Vietnam's finance ministry plans to revise import tariff rates on petroleum products and crude oil to help stabilise the domestic market and safeguard national energy security, according to an article published on the ministry's website.

The ministry is proposing to reduce the most-favoured-nation (MFN) import tariff on selected petroleum products to 0pc to help diversify supply sources and secure import volumes. The MFN rate is the baseline import tax a country applies equally to all trading partners unless a free trade agreement provides a lower preferential rate.

Under the proposal, the decree would take effect from the date of signing until 30 April 2026, with the government to review the situation and extend the measure if needed.

Most of Vietnam's oil product imports currently come from Asean countries and South Korea, with tariffs already at around 0pc under existing free trade agreements.

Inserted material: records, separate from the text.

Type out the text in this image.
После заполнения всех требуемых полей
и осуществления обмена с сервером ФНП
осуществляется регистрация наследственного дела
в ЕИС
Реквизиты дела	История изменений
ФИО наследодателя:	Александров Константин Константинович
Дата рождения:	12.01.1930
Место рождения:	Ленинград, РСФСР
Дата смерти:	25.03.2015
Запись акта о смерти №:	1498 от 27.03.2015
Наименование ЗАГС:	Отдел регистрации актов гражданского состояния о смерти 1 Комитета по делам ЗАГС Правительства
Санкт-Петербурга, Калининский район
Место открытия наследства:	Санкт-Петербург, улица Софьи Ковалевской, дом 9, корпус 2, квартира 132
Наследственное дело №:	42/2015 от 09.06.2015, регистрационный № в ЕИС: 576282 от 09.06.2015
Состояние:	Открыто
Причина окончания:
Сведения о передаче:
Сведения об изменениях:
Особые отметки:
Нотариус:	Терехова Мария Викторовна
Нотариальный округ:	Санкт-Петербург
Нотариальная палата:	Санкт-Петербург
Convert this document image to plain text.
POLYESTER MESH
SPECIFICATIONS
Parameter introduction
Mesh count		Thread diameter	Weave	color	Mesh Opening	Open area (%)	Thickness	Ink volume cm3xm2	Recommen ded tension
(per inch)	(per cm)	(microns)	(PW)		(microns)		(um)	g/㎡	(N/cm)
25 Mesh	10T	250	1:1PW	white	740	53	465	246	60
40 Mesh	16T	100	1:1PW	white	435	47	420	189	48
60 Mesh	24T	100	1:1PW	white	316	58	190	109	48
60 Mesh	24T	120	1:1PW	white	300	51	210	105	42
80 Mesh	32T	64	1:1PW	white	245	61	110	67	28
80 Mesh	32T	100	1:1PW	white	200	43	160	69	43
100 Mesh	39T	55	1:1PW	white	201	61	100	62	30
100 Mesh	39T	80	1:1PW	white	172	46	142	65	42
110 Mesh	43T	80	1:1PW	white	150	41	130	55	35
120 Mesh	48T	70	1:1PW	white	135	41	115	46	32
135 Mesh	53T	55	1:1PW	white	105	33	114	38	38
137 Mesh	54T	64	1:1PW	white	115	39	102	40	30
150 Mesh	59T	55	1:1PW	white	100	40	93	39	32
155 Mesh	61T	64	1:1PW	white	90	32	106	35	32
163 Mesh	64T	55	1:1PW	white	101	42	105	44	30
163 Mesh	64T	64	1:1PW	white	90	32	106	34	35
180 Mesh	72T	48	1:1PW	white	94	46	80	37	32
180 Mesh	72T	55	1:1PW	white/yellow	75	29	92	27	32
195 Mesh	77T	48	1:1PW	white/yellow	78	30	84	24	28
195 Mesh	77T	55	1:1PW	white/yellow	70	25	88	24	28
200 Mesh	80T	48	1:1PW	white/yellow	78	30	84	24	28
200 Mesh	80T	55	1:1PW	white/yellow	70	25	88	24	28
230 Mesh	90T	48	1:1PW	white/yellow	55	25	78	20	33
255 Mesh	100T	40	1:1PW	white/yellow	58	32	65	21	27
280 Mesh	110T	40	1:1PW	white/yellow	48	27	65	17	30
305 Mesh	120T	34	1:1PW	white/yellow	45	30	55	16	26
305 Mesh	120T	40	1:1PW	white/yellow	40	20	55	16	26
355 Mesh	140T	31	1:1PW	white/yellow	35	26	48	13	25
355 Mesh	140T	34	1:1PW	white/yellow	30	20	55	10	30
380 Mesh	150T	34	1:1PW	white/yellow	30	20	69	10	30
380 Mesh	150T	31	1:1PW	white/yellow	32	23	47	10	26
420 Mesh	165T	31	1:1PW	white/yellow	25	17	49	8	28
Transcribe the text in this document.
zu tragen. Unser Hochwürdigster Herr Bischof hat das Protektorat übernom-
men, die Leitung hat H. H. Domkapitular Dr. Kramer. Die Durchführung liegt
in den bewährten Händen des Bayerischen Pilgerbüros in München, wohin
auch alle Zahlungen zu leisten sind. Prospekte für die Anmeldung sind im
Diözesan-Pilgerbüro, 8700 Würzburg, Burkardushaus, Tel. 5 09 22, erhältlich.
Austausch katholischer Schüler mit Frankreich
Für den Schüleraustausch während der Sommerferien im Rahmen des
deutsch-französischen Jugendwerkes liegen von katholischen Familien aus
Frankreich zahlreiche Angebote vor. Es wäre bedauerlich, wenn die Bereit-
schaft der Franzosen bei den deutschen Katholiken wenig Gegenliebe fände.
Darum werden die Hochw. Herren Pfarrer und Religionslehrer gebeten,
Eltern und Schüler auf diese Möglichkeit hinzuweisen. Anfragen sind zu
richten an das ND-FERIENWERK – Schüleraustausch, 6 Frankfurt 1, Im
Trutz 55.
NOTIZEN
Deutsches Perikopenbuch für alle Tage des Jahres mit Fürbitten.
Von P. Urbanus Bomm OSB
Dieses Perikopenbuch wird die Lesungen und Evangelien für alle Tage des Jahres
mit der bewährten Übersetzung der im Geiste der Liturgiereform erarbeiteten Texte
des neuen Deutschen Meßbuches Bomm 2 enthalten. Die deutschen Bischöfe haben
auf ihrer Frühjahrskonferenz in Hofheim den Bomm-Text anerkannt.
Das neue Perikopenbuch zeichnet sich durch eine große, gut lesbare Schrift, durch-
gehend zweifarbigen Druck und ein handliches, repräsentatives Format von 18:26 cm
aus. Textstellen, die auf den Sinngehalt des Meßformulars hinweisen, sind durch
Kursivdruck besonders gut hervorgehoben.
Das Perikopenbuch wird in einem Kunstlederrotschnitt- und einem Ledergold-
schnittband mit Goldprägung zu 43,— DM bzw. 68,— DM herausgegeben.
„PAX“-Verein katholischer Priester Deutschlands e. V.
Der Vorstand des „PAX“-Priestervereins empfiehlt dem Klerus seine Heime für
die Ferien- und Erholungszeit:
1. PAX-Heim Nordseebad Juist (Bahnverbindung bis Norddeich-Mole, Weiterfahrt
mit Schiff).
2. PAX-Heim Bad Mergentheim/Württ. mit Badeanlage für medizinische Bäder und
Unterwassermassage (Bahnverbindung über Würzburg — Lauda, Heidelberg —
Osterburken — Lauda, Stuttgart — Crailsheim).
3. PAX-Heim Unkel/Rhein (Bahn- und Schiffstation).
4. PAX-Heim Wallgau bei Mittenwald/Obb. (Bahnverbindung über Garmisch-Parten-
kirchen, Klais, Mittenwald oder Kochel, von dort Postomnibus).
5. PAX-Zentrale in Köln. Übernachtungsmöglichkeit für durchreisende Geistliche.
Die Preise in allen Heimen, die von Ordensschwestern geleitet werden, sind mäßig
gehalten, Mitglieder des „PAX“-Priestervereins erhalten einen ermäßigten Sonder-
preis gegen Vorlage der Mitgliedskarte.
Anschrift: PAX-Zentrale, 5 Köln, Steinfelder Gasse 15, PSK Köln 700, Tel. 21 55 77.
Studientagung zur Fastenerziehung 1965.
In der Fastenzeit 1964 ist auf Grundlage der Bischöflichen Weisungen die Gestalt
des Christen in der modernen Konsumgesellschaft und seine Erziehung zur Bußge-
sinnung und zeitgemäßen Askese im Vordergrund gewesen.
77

But imports must include a valid certificate of origin (C/O) to qualify for these preferential rates. Given the current market tightness, FTA-partner stock levels are limited and some cargoes may not carry the required documentation — prompting the push to lower the MFN tariff to facilitate quicker sourcing from a broader range of suppliers.

The US–Iran war has disrupted around 20mn b/d of crude shipments, severely affecting Asia-Pacific, which relies heavily on Middle Eastern crude, according to the finance ministry. Vietnamese refiners are also facing difficulties maintaining operations because of the increasing risk of insufficient crude supply and existing crude contracts may become unfulfilled.